ITmedia ビジネスオンライン / 2024年9月25日 9時46分

 といっても、みんなでハワイや韓国に行ってはいけない。旅行先はあくまで国内。しかも、京都や博多などの有名観光地ではなく、しなびた観光地、あるいは復興中の北陸などだ。

 なぜそこまで「国内社員旅行」といった条件にこだわるのかというと、人口減少や貧困化で減少の一途をたどっている「国内観光客数」のキープに貢献できるからだ。

 京都などの有名観光地にはオーバーツーリズムが問題になるほど外国人観光客があふれているので、あまりピンとこないだろうが、実は今、「国内観光をする日本人」の減少が問題となっている。

 観光庁が発表した2023年の日本人国内のべ旅行者数は4億9758万人。これは2017年の6億4751万人と比べると、1億4993万人も減ってしまっている。もちろん、最も大きな要因は「人口減少」だが、これは先ほども述べた日本人の常軌を逸した低賃金も関係している。旅行やレジャーという「ぜいたく」にカネをかけられない経済的余裕のない人が増えているのだ。

 これは日本経済的にはかなりマズい「悪循環」だ。

●地方活性化にも重要な「観光」

 日本経済はトヨタ自動車などの「ものづくり輸出企業」がけん引しているイメージを持つ人も多いが、実は日本のGDPの約7割はサービス業だ。つまり、飲食、小売、宿泊、イベント、アミューズメント施設運営など幅広いサービス業が包括されている観光業の「客」が減ることは、日本経済がいつまでたっても上向かないということだ。

 もっと言えば、「観光」は地方活性化にも重要だ。観光庁の資料によれば、宿泊業は他産業に比べて材料やサービスの地元周辺地域からの仕入れ割合が高く、8割を超えている。つまり、地産地消ではないが地域経済を回す原動力になっている。

 雇用もしかりだ。宿泊業は都市部よりも地方に行くほど従業員割合が高くなっている。地方部の雇用をより多く担っているのだ。

 かつては地方に大企業を誘致してドカンと工場を建てればよかったが、ものづくり企業の多くが海外拠点を広げている今はもうそういう時代ではない。そこで冷えた地方経済をこの「観光」でよみがえらせようというのが、「観光立国」の基本的な考え方だ。

 減少していく日本人観光客に代わって外国人観光客にカネを落としてもらうことで、日本経済のエンジンであるサービス業を活性化させようというワケだ。

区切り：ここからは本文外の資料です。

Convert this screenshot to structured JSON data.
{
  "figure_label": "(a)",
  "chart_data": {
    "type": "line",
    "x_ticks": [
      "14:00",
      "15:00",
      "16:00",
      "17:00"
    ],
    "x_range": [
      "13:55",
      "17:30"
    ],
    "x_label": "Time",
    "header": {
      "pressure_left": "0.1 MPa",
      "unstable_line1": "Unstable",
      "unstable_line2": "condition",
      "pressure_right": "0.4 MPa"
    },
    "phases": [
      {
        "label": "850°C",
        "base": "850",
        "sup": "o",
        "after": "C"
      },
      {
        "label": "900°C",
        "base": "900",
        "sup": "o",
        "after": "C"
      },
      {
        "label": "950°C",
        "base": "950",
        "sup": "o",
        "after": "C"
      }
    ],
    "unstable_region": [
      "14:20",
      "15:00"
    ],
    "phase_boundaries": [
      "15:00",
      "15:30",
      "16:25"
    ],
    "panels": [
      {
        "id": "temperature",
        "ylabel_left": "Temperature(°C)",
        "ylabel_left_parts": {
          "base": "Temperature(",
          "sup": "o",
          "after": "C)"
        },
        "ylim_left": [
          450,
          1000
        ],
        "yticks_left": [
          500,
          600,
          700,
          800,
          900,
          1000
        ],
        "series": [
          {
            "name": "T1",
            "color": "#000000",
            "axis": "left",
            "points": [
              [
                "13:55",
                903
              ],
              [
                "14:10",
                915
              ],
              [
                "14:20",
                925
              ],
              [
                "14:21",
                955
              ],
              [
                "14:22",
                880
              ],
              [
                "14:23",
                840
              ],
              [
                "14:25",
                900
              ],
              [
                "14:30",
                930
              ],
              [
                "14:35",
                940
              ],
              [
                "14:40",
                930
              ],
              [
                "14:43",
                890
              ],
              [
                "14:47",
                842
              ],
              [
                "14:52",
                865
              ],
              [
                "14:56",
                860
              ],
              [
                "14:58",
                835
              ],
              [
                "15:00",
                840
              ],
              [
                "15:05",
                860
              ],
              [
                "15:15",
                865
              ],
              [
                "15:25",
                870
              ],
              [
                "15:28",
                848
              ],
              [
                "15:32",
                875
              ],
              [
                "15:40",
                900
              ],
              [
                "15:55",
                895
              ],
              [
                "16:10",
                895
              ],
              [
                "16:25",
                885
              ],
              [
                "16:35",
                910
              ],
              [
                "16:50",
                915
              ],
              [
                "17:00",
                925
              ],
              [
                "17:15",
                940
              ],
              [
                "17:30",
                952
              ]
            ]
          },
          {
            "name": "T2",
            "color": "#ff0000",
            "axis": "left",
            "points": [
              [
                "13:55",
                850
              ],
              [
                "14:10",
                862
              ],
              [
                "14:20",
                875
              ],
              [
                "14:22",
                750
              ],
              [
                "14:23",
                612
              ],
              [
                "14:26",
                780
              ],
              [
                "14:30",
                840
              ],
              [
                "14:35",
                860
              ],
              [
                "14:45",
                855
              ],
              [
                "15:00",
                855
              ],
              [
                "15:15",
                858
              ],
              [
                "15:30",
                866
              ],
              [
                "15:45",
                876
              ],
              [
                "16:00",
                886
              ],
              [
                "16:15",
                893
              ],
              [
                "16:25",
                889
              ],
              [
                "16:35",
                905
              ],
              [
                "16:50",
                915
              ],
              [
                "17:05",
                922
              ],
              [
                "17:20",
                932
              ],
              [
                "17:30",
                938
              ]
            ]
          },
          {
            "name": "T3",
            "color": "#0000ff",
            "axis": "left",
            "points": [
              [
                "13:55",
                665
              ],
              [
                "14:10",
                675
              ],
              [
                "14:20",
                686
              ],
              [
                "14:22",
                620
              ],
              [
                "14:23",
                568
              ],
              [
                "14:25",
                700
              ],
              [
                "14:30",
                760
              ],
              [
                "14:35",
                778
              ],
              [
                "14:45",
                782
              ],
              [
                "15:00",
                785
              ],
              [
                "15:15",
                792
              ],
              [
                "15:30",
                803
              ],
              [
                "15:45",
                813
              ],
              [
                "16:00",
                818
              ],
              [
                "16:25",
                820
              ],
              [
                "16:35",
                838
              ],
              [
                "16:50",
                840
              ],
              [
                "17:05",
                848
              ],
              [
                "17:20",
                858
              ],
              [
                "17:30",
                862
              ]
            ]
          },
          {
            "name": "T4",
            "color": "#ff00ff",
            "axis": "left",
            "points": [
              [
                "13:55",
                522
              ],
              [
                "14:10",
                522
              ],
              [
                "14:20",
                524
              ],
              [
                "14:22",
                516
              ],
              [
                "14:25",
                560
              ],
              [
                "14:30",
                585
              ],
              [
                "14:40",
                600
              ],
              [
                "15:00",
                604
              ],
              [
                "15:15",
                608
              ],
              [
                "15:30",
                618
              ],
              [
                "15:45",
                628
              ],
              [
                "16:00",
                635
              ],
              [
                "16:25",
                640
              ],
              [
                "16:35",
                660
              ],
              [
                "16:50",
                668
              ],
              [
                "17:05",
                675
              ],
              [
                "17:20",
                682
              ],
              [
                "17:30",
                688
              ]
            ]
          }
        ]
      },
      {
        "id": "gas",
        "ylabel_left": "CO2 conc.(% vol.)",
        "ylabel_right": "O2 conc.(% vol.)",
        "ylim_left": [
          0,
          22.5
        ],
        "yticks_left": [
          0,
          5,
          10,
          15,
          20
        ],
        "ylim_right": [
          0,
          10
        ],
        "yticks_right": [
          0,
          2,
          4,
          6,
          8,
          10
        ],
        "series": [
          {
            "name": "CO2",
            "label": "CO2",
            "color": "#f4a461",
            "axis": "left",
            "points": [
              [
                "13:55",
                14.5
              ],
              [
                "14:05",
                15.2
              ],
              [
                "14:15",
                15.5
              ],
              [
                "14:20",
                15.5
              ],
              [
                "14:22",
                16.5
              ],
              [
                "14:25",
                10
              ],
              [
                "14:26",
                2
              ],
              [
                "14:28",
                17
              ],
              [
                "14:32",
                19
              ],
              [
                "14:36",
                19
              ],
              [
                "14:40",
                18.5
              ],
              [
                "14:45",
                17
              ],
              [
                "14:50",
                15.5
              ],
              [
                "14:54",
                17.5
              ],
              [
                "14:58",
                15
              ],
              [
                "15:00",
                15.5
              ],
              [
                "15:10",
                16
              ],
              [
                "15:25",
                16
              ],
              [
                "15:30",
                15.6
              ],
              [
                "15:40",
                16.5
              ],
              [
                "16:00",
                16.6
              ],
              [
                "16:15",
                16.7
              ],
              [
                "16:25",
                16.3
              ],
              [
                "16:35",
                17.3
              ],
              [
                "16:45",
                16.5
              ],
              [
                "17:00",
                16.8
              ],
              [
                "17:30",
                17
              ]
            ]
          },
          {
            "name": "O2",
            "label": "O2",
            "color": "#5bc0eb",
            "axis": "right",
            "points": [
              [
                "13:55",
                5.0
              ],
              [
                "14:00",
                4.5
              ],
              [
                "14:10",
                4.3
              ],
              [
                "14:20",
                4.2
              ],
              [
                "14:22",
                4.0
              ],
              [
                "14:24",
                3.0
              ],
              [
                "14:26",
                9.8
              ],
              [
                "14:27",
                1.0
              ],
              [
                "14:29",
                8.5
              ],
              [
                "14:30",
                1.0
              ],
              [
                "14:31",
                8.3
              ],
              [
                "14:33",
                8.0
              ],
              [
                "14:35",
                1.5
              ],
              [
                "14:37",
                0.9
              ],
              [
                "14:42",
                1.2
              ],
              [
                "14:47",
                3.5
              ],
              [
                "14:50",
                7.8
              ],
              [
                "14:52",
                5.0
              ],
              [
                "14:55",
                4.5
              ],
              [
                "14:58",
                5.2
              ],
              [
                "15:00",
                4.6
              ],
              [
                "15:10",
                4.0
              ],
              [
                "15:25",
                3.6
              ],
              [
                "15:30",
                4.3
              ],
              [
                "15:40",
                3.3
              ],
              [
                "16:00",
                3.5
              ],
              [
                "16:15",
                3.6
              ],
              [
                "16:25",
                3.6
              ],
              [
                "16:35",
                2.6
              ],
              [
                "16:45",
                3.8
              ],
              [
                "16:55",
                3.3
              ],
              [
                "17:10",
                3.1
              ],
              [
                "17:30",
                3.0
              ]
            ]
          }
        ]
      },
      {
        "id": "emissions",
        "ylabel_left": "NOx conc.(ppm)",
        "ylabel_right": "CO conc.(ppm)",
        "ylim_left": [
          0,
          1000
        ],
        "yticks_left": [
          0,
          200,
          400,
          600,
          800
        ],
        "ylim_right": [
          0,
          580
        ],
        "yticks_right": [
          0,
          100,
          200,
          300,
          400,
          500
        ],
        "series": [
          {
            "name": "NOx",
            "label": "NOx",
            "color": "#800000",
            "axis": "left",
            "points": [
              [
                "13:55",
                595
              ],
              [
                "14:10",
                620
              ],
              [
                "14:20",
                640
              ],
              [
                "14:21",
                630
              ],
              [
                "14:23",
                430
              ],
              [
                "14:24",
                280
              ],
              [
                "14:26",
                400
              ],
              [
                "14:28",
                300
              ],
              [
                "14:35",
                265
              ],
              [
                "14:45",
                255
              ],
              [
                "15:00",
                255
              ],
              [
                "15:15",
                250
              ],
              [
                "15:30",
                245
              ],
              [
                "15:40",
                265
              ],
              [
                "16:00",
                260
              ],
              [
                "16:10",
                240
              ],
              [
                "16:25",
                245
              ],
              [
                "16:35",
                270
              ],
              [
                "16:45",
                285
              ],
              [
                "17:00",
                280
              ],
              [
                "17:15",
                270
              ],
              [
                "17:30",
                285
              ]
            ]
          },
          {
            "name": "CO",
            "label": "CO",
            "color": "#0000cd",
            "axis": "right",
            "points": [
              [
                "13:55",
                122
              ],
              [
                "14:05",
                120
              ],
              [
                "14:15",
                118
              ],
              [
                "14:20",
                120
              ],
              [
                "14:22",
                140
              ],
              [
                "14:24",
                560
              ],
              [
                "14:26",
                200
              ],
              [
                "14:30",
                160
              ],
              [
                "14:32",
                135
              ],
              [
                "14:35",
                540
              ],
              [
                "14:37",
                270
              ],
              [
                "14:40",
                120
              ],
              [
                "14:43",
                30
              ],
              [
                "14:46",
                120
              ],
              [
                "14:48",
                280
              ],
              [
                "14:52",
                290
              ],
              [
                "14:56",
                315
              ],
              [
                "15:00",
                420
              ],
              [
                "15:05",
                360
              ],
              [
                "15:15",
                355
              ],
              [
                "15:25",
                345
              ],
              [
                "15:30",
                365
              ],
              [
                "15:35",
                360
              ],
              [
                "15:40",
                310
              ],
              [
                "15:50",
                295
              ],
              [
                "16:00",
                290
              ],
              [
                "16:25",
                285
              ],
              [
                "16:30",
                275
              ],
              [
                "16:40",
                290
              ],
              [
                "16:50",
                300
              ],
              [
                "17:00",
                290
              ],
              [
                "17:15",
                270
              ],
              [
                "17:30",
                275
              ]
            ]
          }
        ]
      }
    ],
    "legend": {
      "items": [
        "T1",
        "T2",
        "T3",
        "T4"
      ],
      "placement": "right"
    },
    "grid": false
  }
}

 これはそれなりに成果も残しているものの、いくつか大きな副作用も生んでいる。まずはご存じ、オーバーツーリズムだ。有名観光地には外国人観光客が大挙として押し寄せて、地元民との衝突など阿鼻叫喚の地獄絵図が繰り広げられている。一方で、それ以外の「地味な観光地」は相変わらず閑古鳥が鳴いているという「格差」も激しくなっているのだ。